The Bible only matters in so much as the God behind the Bible matters. I have often heard people say “even Satan knows the Bible.” While this saying might be trite, there is a considerable amount of depth in it. Satan knows the Bible but his faith is not in the God of the Bible. We want the next generation to have faith in the God of the Bible. Faith is born out of a knowledge of and dependence on the love of God. The love of God that is so real to us that we believe in the God from which it originates. Then we read the Bible because we believe in the God behind the Bible.

Our relationship with God makes the Bible, God’s word, matter in our daily lives. Our relationship with God makes us care about what the Bible says. When we disciple a generation to love God because God first loved them the Bible becomes more than a collection of stories. The Bible becomes a way to get to know God better and how His story connects with their story to give them a great life. We want God to matter! Then the tools of the Bible, prayer, worship, and church will be something they gladly do because it connects them to Him.

The Bible only matters in so much as they can use it now! The Bible has to make sense and what we teach from the Bible on Sunday has to be something they can use on Monday. While everything in the Bible matters, it is important that we focus on what matters now! And “what matters” is an idea that is relative to experience. In other words, the Bible “really only matters if is matters. Actually, it really only matters if it matters to them.”[1]

What matters for a three-year-old changes for a twelve-year-old and again for a sixteen-year-old.
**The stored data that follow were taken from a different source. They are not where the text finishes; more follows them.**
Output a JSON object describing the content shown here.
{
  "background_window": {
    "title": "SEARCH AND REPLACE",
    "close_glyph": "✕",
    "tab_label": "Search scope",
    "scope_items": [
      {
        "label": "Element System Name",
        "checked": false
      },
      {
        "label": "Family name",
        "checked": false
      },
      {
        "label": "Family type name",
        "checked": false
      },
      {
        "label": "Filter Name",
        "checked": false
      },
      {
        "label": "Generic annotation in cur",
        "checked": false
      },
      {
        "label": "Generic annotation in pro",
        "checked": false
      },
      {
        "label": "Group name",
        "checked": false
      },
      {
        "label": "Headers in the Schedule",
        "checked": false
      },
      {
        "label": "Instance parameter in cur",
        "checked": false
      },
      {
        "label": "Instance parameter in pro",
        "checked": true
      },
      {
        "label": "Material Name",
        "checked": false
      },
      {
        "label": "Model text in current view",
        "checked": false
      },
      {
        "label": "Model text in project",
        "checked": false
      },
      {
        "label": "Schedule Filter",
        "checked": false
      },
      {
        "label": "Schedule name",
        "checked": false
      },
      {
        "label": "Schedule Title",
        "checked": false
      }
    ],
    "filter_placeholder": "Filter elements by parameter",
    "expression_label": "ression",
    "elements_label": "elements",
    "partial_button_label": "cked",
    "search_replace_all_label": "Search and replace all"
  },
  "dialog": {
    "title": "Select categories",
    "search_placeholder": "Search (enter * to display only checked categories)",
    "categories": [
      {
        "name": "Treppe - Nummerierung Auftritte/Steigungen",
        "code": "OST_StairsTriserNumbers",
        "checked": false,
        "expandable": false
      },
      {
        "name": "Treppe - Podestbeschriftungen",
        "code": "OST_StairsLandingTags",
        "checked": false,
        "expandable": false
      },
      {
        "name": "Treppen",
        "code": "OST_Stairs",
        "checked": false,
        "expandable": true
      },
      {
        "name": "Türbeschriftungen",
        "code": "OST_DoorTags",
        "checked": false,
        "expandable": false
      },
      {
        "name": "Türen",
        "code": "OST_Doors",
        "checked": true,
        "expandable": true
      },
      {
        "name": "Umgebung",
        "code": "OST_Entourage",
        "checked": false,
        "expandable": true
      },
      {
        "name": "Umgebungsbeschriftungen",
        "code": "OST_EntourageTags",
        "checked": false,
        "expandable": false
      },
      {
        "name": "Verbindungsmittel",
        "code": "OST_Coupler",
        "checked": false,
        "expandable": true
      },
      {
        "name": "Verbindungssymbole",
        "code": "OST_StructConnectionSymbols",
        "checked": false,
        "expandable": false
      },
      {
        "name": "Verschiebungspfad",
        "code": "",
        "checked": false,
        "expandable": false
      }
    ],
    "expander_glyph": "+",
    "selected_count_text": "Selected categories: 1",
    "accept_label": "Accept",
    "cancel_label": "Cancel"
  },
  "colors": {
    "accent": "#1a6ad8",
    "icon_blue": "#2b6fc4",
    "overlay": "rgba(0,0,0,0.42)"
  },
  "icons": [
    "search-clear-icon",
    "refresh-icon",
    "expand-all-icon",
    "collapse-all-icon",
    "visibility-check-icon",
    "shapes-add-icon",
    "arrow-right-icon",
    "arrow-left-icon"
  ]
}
During those phases, our children and youth are dealing with real issues that must be addressed within our two-hour teaching time on Sunday morning. We have to be intentional about saying what matters. What we are teaching from the Bible has to have future impact and immediate relevance. It has to benefit them today! The more we can stick to passages that address their immediate needs and questions, the more they will use it and see the value in it. We want them to know the Bible is full of life for them now not passages to memorize for later.

We want our children and youth to love God. We want them to have a relationship with God right now. We want them to build their hope in God through Jesus Christ. And we want them to use the Bible to understand how the love of God and faith in Christ works! Let’s teach like that! Let’s select curriculum that helps us do that! Let’s plan events like that! And watch them experience a real God that brings the words of the Bible to life in the lives.

[1] Joiner, Reggie. 2016. "A New Kind of Leader." 75. Cumming: reThink Group.